April 29 – June 18, 2016
Opening reception: Friday, April 29th from 6-8pm
Contemporary Native Art Biennial, 3rd edition
Culture Shift – Challenging Identity
Curator: Karine Gaucher
La Guilde
1356, rue Sherbrooke Ouest
Montreal (QC)

GROENLAND / GREENLAND : Bolatta Silis-Høegh (Inuit)
NUNAVUT : Shuvinai Ashoona (Inuit), Ningeosiaq Ashoona (Inuit), Qavavau Manumie (Inuit), Ohotaq Mikkigak (Inuit), Jamasie Pitseolak (Inuit), Tapaungai Qatsiya (Inuit), Nicotye Samayualie (Inuit), Toonoo Sharky (Inuit), Ningeokuluk Teevee (Inuit), Jutai Toonoo (Inuit), Samonie Toonoo (Inuit).
QUÉBEC : Geronimo Inutiq (Inuit) (originaire du / from Nunavut)

Text by Karine Gaucher
Editing and translation by Stefan Sobanski

Inuit identity is often represented through nordicity, a common belief system and a lifestyle focusing on the past, frozen in time. This idea is, however, becoming less and less resonant in today’s reality. Identity being a construction, it continually transforms itself in parallel with individuals’ and communities’ evolution. Yet, from the second half of the twentieth century moving forward, several successive notable changes have occurred and have profoundly transformed the Inuit community and their artistic productions, owing in particular to a major form of identity-based questioning.
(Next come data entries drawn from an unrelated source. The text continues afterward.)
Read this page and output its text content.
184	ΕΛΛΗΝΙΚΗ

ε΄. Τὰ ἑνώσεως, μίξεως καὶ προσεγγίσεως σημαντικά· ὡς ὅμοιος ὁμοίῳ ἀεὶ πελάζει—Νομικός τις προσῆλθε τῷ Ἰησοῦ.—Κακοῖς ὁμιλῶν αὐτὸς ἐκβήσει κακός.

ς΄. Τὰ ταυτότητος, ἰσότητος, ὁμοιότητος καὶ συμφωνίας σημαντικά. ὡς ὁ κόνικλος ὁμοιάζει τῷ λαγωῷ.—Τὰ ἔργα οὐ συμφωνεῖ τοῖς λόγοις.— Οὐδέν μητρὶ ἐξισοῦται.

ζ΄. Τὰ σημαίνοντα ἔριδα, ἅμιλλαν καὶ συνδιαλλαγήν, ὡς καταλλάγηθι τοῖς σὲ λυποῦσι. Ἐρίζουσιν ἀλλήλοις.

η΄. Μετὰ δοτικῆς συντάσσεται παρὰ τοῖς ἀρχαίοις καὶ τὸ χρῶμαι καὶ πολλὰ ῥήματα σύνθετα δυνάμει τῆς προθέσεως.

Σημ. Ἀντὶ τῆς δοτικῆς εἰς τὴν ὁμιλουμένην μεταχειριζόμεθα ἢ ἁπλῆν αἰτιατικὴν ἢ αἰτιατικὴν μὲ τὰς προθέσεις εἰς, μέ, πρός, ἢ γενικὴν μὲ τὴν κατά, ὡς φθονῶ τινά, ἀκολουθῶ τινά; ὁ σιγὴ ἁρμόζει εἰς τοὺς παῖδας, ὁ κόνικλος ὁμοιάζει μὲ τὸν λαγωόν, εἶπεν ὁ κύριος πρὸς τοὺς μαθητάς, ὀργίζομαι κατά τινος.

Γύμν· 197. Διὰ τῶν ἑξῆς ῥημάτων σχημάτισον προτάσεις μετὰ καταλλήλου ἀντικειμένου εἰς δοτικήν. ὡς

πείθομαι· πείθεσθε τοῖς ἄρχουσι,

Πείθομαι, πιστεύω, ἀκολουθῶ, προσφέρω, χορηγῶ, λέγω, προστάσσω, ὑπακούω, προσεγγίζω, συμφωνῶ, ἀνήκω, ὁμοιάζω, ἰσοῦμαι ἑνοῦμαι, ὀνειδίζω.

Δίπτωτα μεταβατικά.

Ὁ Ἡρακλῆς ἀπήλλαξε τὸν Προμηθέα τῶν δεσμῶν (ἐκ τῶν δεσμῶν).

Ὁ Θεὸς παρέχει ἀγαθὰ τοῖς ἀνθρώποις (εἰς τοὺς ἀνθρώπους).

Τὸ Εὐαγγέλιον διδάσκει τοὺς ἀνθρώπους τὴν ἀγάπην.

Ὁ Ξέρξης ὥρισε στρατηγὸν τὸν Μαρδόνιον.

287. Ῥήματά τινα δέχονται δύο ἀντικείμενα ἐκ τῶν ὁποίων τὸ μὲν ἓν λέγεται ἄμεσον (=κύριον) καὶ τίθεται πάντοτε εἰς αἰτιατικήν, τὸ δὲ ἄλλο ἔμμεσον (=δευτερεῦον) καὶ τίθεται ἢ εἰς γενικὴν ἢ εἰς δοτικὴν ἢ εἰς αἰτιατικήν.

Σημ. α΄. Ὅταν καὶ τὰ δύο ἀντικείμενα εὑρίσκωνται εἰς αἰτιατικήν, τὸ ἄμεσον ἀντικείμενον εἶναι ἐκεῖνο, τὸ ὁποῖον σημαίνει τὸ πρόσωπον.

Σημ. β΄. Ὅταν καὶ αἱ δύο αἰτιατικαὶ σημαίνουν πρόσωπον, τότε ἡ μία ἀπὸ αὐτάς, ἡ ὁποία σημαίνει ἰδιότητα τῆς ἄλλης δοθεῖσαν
In the ‘90s, borders between North and South progressively disappeared with the emergence of new information and communication technologies, with among others wireless telephony and the Internet. Consequence of globalization, Inuit artists’ pictorial choices are based on a renewed hybrid identity, are simultaneously rooted in tradition and resolutely forward-thinking. This hybridity is omnipresent in the works of the thirteen artists taking part in the Culture Shift: Challenging Identity exhibition, which gathers artists from Nunavik, Nunavut and Greenland: Ningeosiaq Ashooona, Shuvinai Ashoona, Bolatta Silis-Høegh, Geronimo Inutiq, Qavavau Manumie, Ohotaq Mikkigak, Jamasee Padluq Pitseolak, Tapaungai Qatsiya, Nicotye Samayualie, Toonoo Sharky, Ningeokuluk Teevee, Jutai Toonoo and Samonie Toonoo.

Each of the works presented in this exhibition questions, in its own way, traditional schemas of representation, thus challenging identity at the same time. For example, Jutai Toonoo uses traditional materials to express a scathing critique of assimilation policies that were implemented as of the ‘40s by the federal government, policies which eventually lead to acculturation. Lucky Man by Qavavau Manumie also depicts another consequence resulting from the enforcement of these policies: Canadian Inuit communities’ economic dependence on the government. Such policies alter their identity by tampering with it and perniciously erase the millennial livelihood system to which they are accustomed. This reflection is equally found in the Seal Meat series in which the Greenlandic artist Bolatta Silis-Høegh portrays animal viscera with an abstract painterly treatment and in which the tableau becomes a representation of its own cultural hybridity. In the same manner, media artist Geronimo Inutiq collects creative samplings, a technique similar to collage, so as to criticize the colonialist image so often conveyed in society. By appropriating archival images of a stereotypical North and juxtaposing them to images that better reflect reality, he carries out a semantic diversion and calls for a redefinition of identity through a hybrid representation of nordicity.

In a nutshell, the artwork, more personal and free-spirited, remains, at least formally speaking, strongly attached to traditional Inuit art. So, since culture plays a fundamental role in peoples’ acknowledgment of self-identity, the artworks become, in a perpetually evolving Arctic region, the voice expressing this dual identity, located somewhere between tradition and modernity, past and future, between stereotypes and reality.